China has chosen this last strategy in exerting sovereignty over Scarborough Shoal, as its legal and historic claims carry no weight. Much hinges on the ruling of the PCA and Philippine efforts to garner international support via unilateral diplomatic efforts and through the United Nations, if the ruling of the arbitration turns out in their favor. If Philippine sovereignty is broadly accepted internationally, then a major military confrontation may be very probable. As the governments of China, the Philippines and the United States set their respective courses and continue to solidify their strategies over this territorial dispute, in consideration of broader regional and global strategic issues, the chances of a major military confrontation increase exponentially.

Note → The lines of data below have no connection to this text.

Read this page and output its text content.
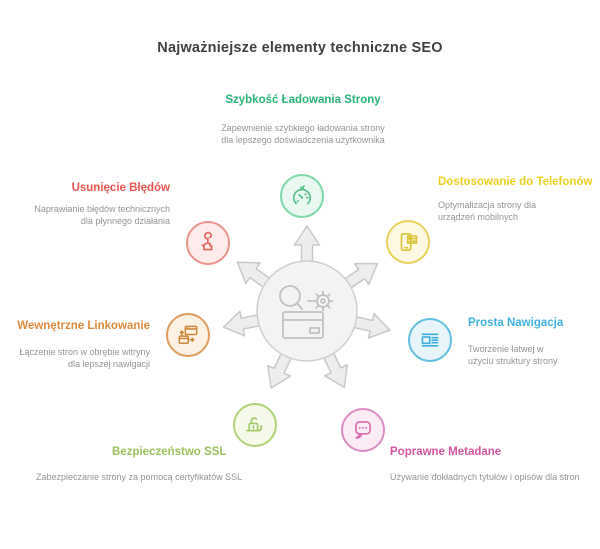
Najważniejsze elementy techniczne SEO
Szybkość Ładowania Strony
Zapewnienie szybkiego ładowania strony dla lepszego doświadczenia użytkownika
Dostosowanie do Telefonów
Optymalizacja strony dla urządzeń mobilnych
Prosta Nawigacja
Tworzenie łatwej w użyciu struktury strony
Poprawne Metadane
Używanie dokładnych tytułów i opisów dla stron
Bezpieczeństwo SSL
Zabezpieczanie strony za pomocą certyfikatów SSL
Wewnętrzne Linkowanie
Łączenie stron w obrębie witryny dla lepszej nawigacji
Usunięcie Błędów
Naprawianie błędów technicznych dla płynnego działania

It is hard to conduct a simple cost-benefit analysis of a confrontation for any of the parties to this potential conflict, as it is impossible to know just how much any of these parties are willing to sacrifice in pursuit of their strategic aims. What is known, is the possible outcome of any military confrontation when carried to its furthest escalation; thermonuclear war between China and the United States. The U.S. test-launching of multiple Minuteman III ICBMs off the coast of California late last year, and the similar test-launch of a DF-41 ICBM into the South China Sea by China on April 12th, speak volumes as to the messages being sent by Washington D.C. and Beijing. Although successive Philippine administrations have been keen to deescalate the dispute in the past, the prospect of a major military installation of a foreign power being built only 130 miles from the national capitol, clearly changes the strategic calculus of Manila. One way of the other, a major compromise or escalation is bound to occur over the next few months.